Re: sudoers tty defaults (Re: Changing Users in a script)
On Mon, 15 Aug 2011 13:12:04 -0600, Bob Proulx wrote:
> Tom H wrote:
>> Both are set by default.
> Just tty_tickets is set by default. requiretty is off by default.
> $ man 5 sudoers
> tty_tickets If set, users must authenticate on a per-tty
> With this flag enabled, sudo will use a file
> named for the tty the user is logged in on in the
> user's time stamp directory. If disabled, the
> time stamp of the directory is used instead.
> This flag is on by default.
> requiretty If set, sudo will only run when the user is
> logged in
> to a real tty.
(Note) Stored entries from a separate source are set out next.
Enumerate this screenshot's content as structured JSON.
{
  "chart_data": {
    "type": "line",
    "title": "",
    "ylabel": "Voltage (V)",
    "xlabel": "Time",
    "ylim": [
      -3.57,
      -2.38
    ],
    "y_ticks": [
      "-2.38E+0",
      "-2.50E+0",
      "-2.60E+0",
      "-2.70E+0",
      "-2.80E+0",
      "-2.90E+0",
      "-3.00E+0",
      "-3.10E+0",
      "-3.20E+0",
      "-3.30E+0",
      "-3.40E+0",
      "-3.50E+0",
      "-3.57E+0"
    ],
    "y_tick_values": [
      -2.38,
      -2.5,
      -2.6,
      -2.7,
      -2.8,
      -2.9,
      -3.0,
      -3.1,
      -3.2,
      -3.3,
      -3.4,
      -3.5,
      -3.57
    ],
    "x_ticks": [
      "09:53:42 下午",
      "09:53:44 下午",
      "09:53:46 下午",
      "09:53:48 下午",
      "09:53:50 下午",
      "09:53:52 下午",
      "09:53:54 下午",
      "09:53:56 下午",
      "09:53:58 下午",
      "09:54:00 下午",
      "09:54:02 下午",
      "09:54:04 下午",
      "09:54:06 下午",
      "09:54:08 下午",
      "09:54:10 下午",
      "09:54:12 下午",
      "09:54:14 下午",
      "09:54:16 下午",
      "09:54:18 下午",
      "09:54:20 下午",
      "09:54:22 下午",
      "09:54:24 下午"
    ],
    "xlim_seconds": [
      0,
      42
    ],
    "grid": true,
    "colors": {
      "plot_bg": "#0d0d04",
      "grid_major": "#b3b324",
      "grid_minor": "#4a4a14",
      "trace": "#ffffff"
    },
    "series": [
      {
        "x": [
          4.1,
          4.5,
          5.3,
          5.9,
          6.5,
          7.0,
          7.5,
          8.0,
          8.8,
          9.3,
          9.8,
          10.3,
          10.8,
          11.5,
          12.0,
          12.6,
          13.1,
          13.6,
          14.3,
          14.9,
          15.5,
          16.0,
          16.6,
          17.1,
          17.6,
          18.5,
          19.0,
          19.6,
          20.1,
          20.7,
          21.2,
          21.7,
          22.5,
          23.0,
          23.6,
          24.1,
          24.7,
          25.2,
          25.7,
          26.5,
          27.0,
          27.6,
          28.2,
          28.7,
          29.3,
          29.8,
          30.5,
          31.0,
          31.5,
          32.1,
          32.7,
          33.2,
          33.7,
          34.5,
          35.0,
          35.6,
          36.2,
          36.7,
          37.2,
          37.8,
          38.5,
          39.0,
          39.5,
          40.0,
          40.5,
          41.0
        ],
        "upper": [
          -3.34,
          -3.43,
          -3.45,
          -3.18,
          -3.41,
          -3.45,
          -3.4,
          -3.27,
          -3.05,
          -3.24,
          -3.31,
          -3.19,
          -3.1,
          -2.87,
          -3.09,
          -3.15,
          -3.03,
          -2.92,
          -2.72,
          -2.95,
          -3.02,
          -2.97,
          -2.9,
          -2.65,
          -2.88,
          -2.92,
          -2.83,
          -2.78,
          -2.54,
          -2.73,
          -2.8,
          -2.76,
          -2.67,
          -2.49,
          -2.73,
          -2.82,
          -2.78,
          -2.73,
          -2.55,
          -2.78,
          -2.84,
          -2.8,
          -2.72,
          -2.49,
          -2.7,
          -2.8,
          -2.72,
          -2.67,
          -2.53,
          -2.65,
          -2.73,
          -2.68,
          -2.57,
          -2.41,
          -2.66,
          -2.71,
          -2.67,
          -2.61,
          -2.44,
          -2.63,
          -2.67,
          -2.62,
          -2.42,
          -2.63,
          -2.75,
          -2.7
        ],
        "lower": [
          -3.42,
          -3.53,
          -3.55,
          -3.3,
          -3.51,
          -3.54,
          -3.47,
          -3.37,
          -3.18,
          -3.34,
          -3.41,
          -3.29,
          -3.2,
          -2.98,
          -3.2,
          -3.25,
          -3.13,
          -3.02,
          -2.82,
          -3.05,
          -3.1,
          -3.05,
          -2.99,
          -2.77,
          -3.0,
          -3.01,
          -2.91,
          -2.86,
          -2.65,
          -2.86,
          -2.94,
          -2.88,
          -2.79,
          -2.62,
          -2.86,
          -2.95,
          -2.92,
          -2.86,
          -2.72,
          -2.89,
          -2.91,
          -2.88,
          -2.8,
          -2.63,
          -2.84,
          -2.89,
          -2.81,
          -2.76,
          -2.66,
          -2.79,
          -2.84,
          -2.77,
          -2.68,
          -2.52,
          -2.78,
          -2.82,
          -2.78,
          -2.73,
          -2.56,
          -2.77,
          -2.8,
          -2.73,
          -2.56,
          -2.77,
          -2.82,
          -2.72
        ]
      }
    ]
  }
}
When this flag is set, sudo can
> only be run from a login session and not via
> other means such as cron(8) or cgi-bin scripts.
> This flag is off by default.
> Best would be to run 'sudo -l' and see what flags are actually set at
> the time. And remember that /etc/sudoers.d/* is a directory of
> additional snippets that are also included into the configuration.
For what it is worth, I'm not sure that that man page is up to date.
Squeeze here (up to date), and I have done nothing directly with the
supplied /etc/sudoers; only used visudo to add myself.
It has neither tty-tickets nor requiretty. I note by the way, that this
differs from RHEL and derivatives, which include requiretty by default.